Parents, You Choose the Scare
Happy almost Halloween, folks! To get you in the mood, I’m doing a review of that campy classic, Goosebumps, which this year turns twenty years old! I call for a Goosebumps margarita party next year. Who’s with me? For more on the series, see the official Goosebumps website.
THE DEFENDANT: Goosebumps (series), R. L. Stine
THE VERDICT: Goosebumps books are no stranger to the ALA’s Most Frequently Challenged Books List, coming in at #15 in the 90s and #94 in the 00s.
THE CHARGES: Some school districts took issue with the content of individual books, some with the entire series. The reasons for banning the books vary from them being too frightening for children to dealing with complex relationships or teenage conflicts to their alleged satanic/occult content. Some have even gone so far as to accuse Goosebumps of being a gateway drug to “more graphic and perverse books“. You know how it is, you’re at a sleepover, someone starts passing around the Goosebumps, next thing you know you’re strung out on Stephen King and smuggling Anne Rice novels across the border in exchange for some primo uncut Poe.
THE REVIEW: There is no denying the popularity of Goosebumps. The long-running series was nothing short of a phenomenon (and is still being published today). It dominated the best-seller lists, was translated into numerous languages, and sparked multiple spin-offs and a similarly long-running television show (also still in production today).
Nearly every child of the 90s remembers the books, whether they eagerly devoured them at home or borrowed beat-up copies from the dusty bookshelves in the back of the classroom. Goosebumps was a fixture in many a school library and in the early 90s served as Scholastic’s cash cow. It was even the best-selling children’s series of all time, until dethroned by a young Mr. Potter.
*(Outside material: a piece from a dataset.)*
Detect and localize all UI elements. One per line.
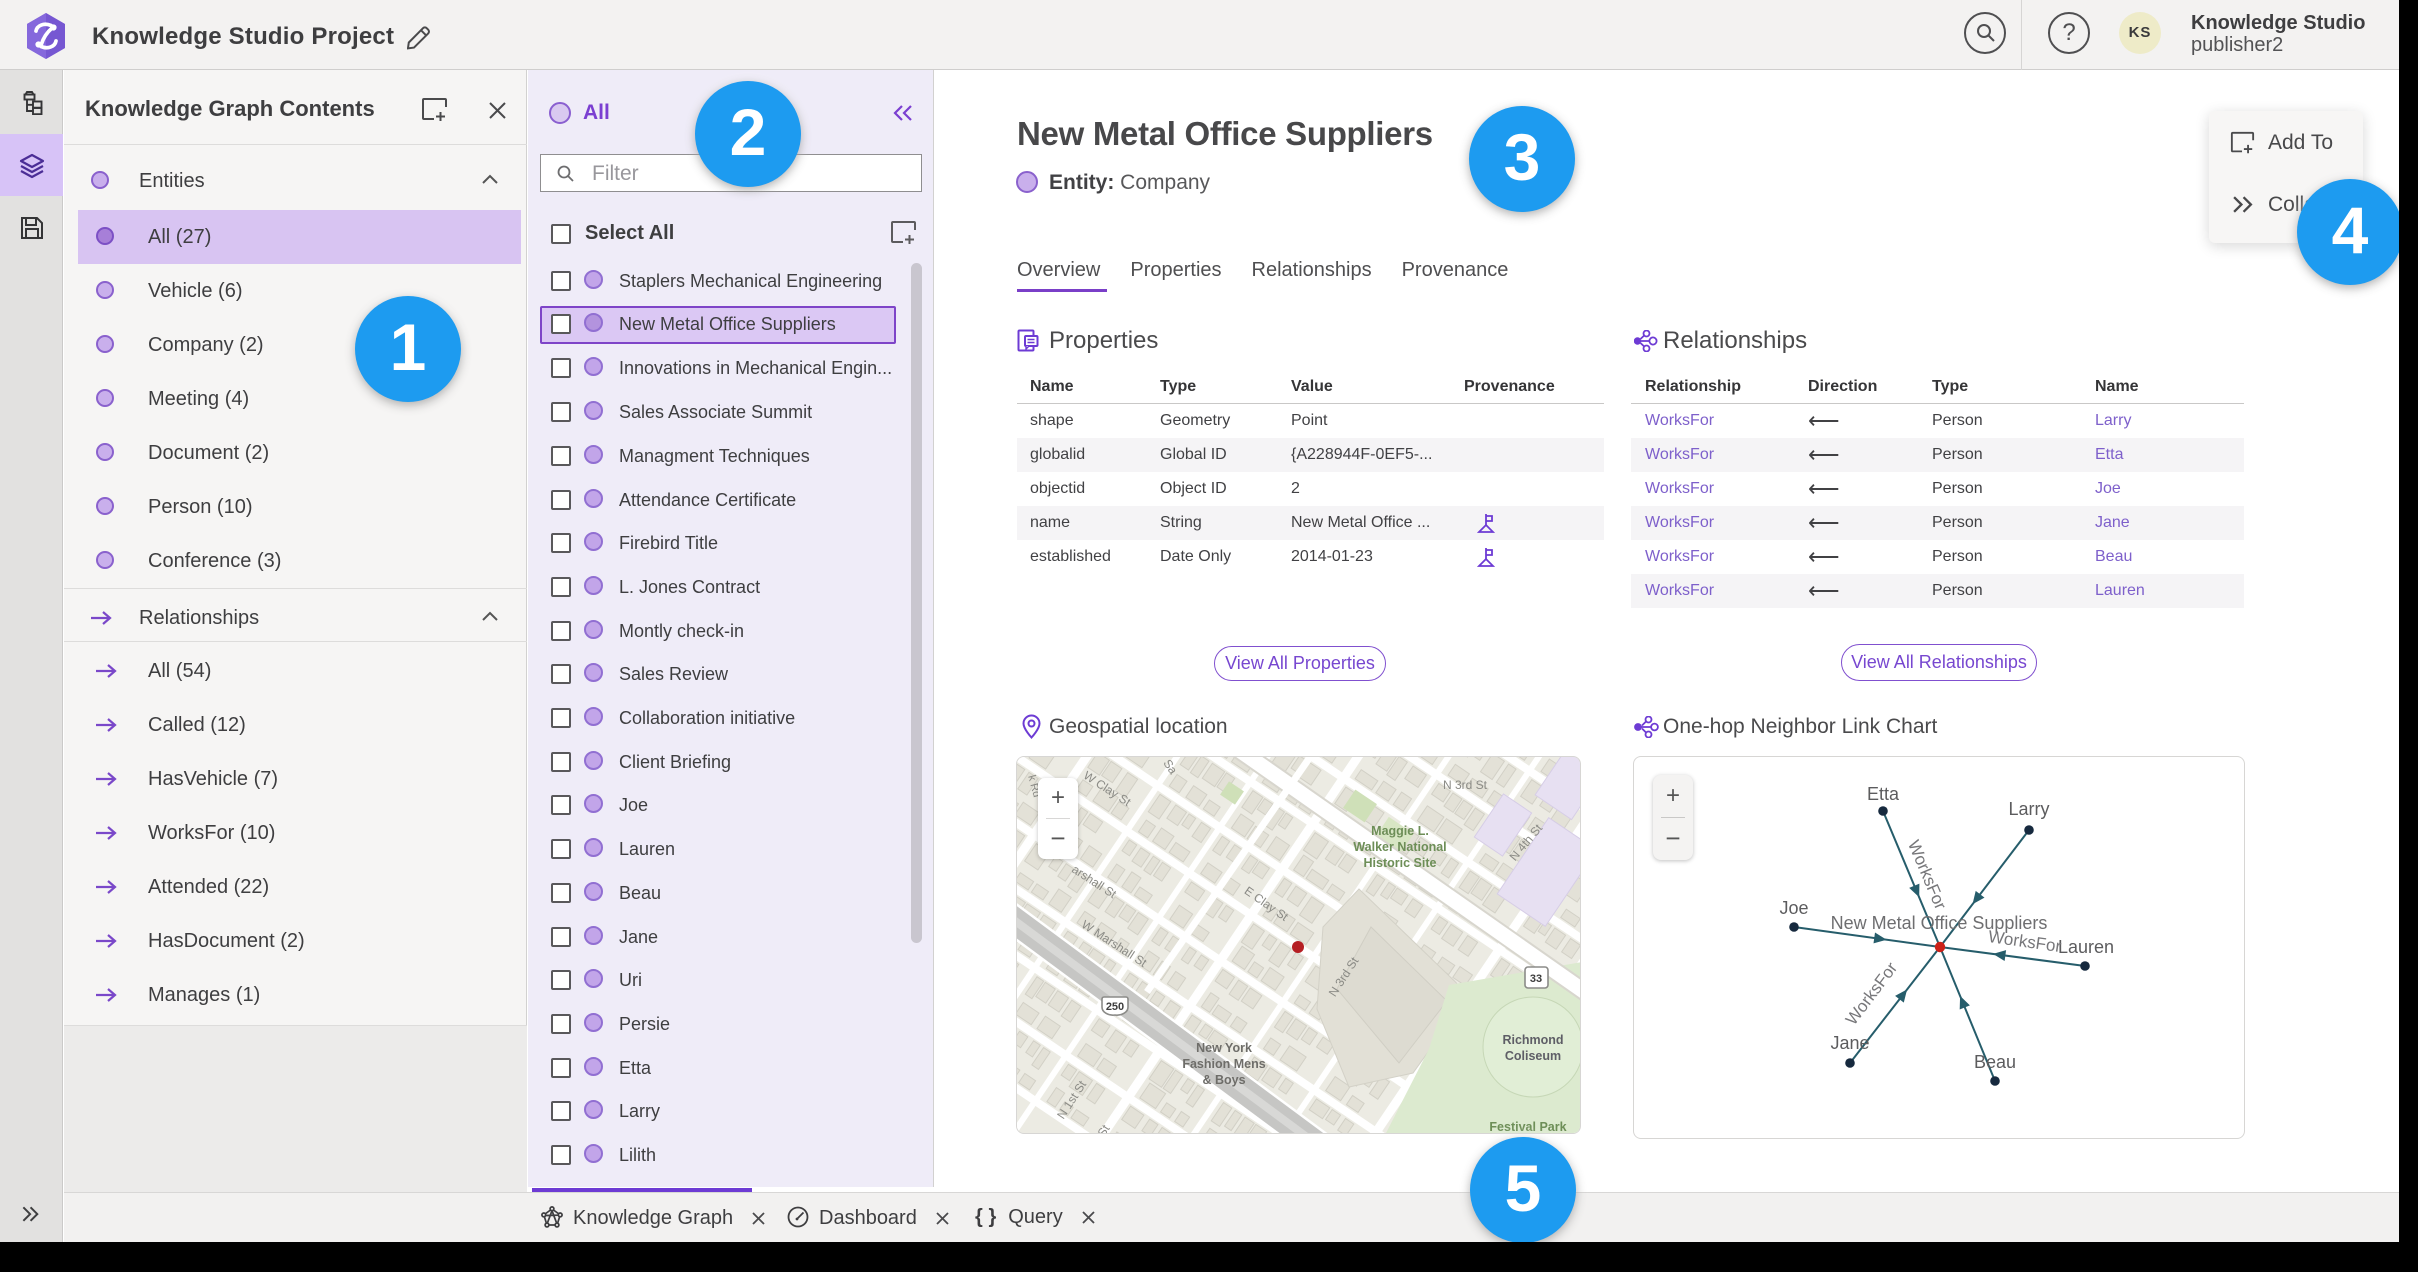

However, Goosebumps is one of those things that matters more as a shared cultural experience than for its literary merits. It, like The Boxcar Children and The Baby-Sitters Club, or Nancy Drew and The Hardy Boys before them, was a staple of our childhood. The books are familiar and serve as a way to connect with strangers over a collective rite of passage. These are the memories that we hold on to and have in common.
Goosebumps is no grand literary achievement. The books are formulaic and campy. Yet they know what they are and there is no shame in that. There has always been a place for pulp fiction and penny dreadfuls. Long have adults and children alike sought the titillating entertainment of a scary story full of the bizarre, the thrilling, and the spooky.
These books are so popular because they are fun. Many parents rejoiced in that, as it got their children to willingly, even enthusiastically, read. Perhaps the series encouraged literacy, yet even if those children did not go on to have a lifelong love of reading, fun has its own merit.
THE DEFENSE: Beyond a mistrust of giant, tropical flora and a love-hate relationship with choose-your-own-adventure books, I can promise that Goosebumps did not scar me for life or hook me on the occult. These books may not be literary gems, but they are harmless camp. Banning them from schools does nothing but limit access to popular books in an age when getting kids to read may be the biggest challenge parents and teachers face. Literacy ftw!
Maybe a kid will get a nightmare or two. Guess what? They’re kids. That’s what they do. That’s what humans do.
The enduring popularity of horror, be it ghost story told around the fire or big-budget thriller, proves that humans love to be scared. We ride roller coasters; we go on haunted walking tours; we read Dracula; and we flock to such tourist meccas as Salem, Whitechapel, or Transylvania. The desire, the need, to be scared is part of the universal human experience. It has been with us since first we conjured demons and phantoms around the fire and it shows no signs of going anywhere.
Kids are going to try and scare each other or themselves, whether they read a scary book, terrify each other via masks or creepy cardboard cutouts at sleepovers, or sneak a peek at an R-rated movie. Besides, in the age of 24 hour news, BitTorrent, and smart phones, I promise kids are exposed to scarier things than Goosebumps on a regular basis. To all the parents out there: if the worst thing you catch your kid doing is reading Goosebumps under the covers with a flashlight, I’d say you’re doing alright.